Noel Gallagher says the British monarchy is ‘dwindling like religion’ (Picture: PA)
Noel Gallagher has deemed the monarchy ‘farcical’ and predicted it is ‘dwindling’.
The former Oasis star, 55, revealed his frustration when his staff told him they were taking off the recent bank holidays for Queen Elizabeth II’s Platinum Jubilee.
Musician Noel – who insists he doesn’t ‘hate’ the monarchy but is certainly not a royalist – initially told his staff they couldn’t have the day off before giving in.
However the singer – who recently revealed he has been banned for life from China – believes that while people may be appreciative of the bank holidays, most of the public feel ‘whatever’ about the Royal Family.
As reported by the Mirror, Noel said: ‘The monarchy as a thing is a bit farcical – and if anybody thinks we are one’s subjects then they are very much mistaken.’
He recalled the 1977 Silver Jubilee and said it seemed far more of a big deal back then, adding: ‘Now, it’s appeal is dwindling, like religion.’
Noel suggested most people are ‘whatever’ about the Royal Family and said he pities senior royals who are born into it (Picture: Getty)
Noel, who currently performs as Noel Gallagher’s High Flying Birds, said he feels sorry for senior royals who were born into the institution, and admitted he will be sad when the Queen dies as ‘she’s been around all of our lives.’
Insisting he’s ‘not like anti-royal or anything,’ he said he ‘wouldn’t have them all shot’ but he is ‘not a royalist by any stretch of the imagination.’

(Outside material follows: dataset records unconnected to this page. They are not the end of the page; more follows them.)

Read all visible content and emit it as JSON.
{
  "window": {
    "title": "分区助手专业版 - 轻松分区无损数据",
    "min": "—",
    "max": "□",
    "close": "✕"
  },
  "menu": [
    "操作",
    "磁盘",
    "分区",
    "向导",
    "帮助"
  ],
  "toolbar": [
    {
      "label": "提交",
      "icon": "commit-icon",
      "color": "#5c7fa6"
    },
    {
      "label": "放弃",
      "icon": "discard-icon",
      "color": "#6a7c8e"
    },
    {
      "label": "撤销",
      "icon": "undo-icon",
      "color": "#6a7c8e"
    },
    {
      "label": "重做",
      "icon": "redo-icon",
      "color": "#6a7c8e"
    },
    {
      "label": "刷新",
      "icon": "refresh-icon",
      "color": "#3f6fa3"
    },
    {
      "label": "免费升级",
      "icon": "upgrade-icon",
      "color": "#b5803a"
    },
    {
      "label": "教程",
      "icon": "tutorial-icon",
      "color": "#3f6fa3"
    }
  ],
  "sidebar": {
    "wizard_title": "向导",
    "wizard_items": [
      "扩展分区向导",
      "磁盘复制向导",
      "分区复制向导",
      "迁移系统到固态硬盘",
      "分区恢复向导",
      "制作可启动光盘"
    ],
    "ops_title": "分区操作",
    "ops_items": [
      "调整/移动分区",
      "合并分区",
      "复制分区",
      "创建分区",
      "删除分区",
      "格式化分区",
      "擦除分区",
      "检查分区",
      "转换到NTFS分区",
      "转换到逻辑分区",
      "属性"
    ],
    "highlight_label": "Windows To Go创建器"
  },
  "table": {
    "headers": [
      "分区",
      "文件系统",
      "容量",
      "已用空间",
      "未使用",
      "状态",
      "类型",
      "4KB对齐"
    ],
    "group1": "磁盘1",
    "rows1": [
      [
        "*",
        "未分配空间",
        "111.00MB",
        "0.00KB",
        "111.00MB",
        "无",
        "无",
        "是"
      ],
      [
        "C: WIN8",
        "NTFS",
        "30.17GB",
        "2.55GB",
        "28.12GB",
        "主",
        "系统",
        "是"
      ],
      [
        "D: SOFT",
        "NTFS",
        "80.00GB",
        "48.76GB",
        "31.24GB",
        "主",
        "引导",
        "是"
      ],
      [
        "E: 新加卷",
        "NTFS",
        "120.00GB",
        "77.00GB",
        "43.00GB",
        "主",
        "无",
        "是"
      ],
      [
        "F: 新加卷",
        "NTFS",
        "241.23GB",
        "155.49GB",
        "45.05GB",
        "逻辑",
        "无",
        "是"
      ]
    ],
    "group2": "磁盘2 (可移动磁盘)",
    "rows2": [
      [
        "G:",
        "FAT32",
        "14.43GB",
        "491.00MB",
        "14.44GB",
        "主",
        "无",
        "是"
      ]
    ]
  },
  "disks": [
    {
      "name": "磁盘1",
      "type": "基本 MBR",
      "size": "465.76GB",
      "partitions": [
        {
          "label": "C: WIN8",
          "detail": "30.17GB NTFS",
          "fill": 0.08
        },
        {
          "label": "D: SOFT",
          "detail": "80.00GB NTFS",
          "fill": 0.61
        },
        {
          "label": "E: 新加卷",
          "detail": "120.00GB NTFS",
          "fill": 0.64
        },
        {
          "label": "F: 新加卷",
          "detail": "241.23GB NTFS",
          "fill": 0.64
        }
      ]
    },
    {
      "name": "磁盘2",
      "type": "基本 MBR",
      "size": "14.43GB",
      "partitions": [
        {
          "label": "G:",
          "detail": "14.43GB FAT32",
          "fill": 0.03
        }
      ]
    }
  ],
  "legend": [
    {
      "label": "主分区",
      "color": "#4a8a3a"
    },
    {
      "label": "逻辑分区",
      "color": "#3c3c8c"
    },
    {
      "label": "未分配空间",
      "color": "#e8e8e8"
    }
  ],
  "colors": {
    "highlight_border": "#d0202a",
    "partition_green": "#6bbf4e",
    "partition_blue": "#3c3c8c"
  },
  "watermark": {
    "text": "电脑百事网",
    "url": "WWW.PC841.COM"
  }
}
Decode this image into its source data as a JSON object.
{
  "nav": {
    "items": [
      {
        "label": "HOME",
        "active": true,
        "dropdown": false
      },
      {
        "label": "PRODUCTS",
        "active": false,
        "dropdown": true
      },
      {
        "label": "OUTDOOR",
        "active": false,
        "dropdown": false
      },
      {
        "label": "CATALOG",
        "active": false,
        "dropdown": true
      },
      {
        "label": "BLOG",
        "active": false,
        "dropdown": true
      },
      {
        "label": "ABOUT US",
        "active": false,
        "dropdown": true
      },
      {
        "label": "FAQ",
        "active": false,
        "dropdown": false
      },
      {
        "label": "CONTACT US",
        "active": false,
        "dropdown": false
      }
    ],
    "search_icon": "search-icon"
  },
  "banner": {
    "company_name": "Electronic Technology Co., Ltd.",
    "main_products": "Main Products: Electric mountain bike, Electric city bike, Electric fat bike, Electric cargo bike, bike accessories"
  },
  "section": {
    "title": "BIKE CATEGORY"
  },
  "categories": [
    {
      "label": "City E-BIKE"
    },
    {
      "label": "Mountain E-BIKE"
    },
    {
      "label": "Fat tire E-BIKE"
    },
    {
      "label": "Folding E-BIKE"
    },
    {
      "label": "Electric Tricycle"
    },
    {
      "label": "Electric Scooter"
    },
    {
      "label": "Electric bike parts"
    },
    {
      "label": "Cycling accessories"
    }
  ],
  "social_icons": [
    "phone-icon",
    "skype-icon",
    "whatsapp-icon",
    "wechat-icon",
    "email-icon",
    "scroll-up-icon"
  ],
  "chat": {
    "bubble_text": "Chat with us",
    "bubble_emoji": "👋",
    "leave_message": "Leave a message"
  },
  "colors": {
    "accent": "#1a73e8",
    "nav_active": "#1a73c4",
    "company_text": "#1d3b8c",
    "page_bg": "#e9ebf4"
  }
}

‘But I don’t hate them either’ he added.
Noel’s comments come shortly after he revealed he was banned for life from performing in China after showing his support for Tibet at a charity concert 25 years ago.
Noel recently recalled how he learned he was banned from China when Oasis had been planning to play there 20 years ago (Picture: AFP )
Flying on the Ground singer Noel performed at the Tibetan Freedom Concert in New York City all the way back in 1997, which earned him a lifetime ban from the Chinese government.
As reported by The Daily Star, he was sent a letter from the government stating he was an ‘enemy of the people’ and would never be allowed to perform in the country.
Noel revealed he found out he had been banned when Oasis were invited to perform in China over 20 years ago.
He claimed the government’s worry was that he would start ‘spouting off some pro-Tibetan s***.’
And, despite arguing he was ‘not even interested in Tibet, I’m not arsed,’ he was refused permission to play.